Si dice che il diavolo stia nei dettagli e questo è tanto più vero quando si parla delle tecnicalità delle politiche monetarie delle banche centrali che non devono rendere conto a nessuno. Chi il diavolo l’ha visto all’opera è stato il professor Paul De Grauwe che lo ha additato su Twitter subito dopo la decisione della Banca centrale europea sull’ennesimo aumento del costo del denaro.

De Grauwe è un autorevole economista, autore di numerose pubblicazioni tra cui Economia dell’unione monetaria , una delle analisi più esaustive su rischi e benefici della moneta unica. La sua affermazione su Twitter è alla fine semplice, ma richiede prima alcune spiegazioni.

Le banche della zona euro sono tenute a mantenere una riserva obbligatoria, ossia soldi depositati presso la Bce, per ragioni di sicurezza e come strumento di politica monetaria. Si tratta, nel complesso, di circa 160 miliardi di euro. Le riserve che eccedono quella obbligatoria possono essere comunque depositate presso la Bce. Qui le dimensioni lievitano, si parla di oltre 4mila miliardi di euro, quasi esclusivamente di banche francesi e tedesche.

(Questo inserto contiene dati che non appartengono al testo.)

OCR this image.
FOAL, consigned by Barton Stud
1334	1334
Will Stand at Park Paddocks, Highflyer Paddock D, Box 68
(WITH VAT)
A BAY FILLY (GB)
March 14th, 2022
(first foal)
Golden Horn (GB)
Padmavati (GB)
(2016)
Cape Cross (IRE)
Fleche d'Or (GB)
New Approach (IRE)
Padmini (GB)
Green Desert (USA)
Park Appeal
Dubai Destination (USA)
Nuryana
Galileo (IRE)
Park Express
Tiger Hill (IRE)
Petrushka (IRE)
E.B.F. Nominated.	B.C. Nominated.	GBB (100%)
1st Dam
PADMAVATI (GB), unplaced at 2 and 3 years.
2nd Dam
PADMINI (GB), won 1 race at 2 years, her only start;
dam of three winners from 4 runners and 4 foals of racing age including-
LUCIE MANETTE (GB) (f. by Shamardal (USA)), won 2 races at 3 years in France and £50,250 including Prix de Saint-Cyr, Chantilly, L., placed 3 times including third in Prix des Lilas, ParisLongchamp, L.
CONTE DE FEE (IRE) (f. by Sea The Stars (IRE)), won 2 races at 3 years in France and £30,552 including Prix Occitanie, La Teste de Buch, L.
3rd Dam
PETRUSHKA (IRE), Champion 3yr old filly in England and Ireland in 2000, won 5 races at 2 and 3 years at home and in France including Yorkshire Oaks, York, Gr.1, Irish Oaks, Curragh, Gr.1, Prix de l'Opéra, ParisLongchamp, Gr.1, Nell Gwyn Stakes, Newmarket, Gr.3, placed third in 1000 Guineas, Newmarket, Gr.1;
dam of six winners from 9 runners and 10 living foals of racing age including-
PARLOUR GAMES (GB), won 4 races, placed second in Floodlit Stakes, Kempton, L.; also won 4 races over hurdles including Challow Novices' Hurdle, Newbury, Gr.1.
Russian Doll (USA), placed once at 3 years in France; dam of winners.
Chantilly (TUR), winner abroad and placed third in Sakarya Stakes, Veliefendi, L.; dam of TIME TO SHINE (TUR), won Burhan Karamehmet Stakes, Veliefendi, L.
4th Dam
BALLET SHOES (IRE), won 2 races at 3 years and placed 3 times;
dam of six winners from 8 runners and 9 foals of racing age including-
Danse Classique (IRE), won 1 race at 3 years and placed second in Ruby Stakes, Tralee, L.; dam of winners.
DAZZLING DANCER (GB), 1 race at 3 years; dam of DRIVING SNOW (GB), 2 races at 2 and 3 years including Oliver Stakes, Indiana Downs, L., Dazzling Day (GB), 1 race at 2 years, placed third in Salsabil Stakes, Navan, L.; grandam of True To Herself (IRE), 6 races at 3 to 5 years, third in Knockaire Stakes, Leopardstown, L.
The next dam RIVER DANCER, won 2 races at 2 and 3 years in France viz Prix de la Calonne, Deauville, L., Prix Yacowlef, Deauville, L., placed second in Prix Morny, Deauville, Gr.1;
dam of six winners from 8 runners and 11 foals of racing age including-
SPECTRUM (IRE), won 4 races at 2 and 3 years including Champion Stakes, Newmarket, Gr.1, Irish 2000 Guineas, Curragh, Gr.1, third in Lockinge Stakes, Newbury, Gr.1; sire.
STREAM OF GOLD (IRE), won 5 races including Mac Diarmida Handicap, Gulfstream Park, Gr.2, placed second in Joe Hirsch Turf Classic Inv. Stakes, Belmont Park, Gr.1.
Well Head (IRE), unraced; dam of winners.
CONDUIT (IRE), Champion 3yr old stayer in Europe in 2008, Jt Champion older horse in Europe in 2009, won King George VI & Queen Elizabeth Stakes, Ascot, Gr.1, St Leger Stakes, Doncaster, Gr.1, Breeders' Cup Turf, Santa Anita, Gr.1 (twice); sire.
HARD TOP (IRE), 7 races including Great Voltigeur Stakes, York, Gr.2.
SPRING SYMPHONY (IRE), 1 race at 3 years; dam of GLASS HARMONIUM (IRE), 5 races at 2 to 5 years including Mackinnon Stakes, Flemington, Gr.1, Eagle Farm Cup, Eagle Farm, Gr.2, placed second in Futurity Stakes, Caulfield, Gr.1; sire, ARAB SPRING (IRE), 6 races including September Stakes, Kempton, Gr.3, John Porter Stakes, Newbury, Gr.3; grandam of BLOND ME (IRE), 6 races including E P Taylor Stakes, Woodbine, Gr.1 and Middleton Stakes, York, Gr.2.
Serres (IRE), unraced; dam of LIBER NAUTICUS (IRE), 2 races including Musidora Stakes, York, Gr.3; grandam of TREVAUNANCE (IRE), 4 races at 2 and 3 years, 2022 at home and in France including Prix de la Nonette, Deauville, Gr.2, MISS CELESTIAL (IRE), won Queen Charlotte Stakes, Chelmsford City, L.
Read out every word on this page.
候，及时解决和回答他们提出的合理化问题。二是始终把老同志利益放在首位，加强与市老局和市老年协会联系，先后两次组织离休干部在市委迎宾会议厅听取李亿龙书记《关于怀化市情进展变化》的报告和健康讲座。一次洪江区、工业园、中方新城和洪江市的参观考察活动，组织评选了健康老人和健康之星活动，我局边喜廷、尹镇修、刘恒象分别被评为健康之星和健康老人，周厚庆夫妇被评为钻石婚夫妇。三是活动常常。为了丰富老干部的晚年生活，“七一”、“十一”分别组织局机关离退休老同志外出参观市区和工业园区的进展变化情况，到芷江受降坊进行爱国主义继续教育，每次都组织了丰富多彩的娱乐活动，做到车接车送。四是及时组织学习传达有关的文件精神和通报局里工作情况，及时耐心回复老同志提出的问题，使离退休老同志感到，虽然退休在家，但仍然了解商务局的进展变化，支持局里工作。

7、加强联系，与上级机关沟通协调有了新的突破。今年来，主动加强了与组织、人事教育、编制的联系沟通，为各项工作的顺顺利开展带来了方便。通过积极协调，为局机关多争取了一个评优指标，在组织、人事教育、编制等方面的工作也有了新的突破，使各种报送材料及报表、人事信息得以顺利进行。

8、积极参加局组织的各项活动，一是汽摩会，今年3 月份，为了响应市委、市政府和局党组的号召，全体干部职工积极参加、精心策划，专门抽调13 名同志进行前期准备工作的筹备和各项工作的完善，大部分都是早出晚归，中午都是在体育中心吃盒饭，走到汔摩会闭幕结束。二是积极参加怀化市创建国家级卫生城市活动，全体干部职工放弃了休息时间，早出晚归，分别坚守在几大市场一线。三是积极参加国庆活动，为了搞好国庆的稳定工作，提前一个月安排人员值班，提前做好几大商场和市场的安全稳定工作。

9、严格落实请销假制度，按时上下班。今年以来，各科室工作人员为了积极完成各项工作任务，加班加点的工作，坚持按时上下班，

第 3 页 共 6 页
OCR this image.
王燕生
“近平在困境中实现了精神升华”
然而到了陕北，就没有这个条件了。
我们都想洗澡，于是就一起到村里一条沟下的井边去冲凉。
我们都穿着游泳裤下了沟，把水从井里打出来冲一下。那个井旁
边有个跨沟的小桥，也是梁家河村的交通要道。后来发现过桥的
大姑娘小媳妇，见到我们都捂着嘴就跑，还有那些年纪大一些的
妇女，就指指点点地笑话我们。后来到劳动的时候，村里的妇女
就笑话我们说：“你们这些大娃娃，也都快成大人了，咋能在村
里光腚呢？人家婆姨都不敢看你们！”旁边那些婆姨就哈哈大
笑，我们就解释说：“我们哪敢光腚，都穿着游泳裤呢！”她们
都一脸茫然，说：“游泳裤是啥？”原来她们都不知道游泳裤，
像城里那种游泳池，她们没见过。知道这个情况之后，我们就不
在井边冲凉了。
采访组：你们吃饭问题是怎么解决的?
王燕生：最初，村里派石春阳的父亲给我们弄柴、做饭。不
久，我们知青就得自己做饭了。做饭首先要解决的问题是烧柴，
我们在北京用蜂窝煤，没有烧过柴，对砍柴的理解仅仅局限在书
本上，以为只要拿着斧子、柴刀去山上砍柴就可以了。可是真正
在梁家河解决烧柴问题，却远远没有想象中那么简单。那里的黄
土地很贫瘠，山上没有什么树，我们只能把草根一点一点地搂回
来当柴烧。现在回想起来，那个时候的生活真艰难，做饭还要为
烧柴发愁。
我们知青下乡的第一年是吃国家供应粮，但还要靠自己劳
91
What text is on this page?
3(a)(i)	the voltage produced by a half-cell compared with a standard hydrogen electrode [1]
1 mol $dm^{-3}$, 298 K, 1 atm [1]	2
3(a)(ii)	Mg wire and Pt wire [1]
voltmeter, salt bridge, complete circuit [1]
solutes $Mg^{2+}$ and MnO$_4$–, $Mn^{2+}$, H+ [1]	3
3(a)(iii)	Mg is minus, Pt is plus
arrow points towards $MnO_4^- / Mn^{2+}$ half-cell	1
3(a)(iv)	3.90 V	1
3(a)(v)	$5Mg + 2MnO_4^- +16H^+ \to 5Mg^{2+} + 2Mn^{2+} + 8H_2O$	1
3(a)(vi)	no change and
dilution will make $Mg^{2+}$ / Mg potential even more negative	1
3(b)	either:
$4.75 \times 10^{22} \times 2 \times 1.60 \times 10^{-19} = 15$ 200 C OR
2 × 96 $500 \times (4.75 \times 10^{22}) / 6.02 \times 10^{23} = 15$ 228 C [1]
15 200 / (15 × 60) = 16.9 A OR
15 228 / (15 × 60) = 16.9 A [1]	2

Sino a ieri entrambi questi depositi ricevevano gli stessi interessi (pagati dalla Bce). Ora le cose stanno cambiando, gli interessi sulla riserva obbligatoria sono stati azzerati mentre quelli sulle riserve in eccesso sono saliti e, con l’ultimo aumento dei tassi, sono passati dal 3,75 al 4%. Applicato su 4mila miliardi, un aumento dello 0,25%, significa esattamente 10 miliardi di euro in più che la Bce pagherà alle banche. La somma a cui allude De Grauwe quando parla dell’aumento dei trasferimenti per effetto del rialzo dei tassi.

La Bce avrebbe avuto un modo semplice per “neutralizzare” gli effetti del nuovo aumento dei tassi: aumentare la quota di riserva obbligatoria, ossia quello che le banche sono tenute a mantenere depositato senza ricevere interessi. De Grauwe indica un incremento della somma della riserva obbligatoria dall’1% al 2,5% dei depositi della clientela come una mossa sufficiente per “pareggiare” l’aumento dei tassi, in sostanza per far si che non crescano le somme pagate dalla Bce alle banche. Si tratta di un incremento modesto, tale da non avere impatti significativi sulle condizioni creditizie. Non lo avrebbe neppure per le banche italiane che pure sono un po’ più “tirate” sulle somme depositate ma che stanno incassando molto dal fatto di non aver trasferito ai loro depositanti quasi nulla dei recenti incrementi dei tassi. Un’altra possibilità di cui si parla è quella di abbassare al 95% la quota delle riserve in eccesso che vengono remunerate con interessi. Ma per ora la Bce da questo orecchio non sembra sentire.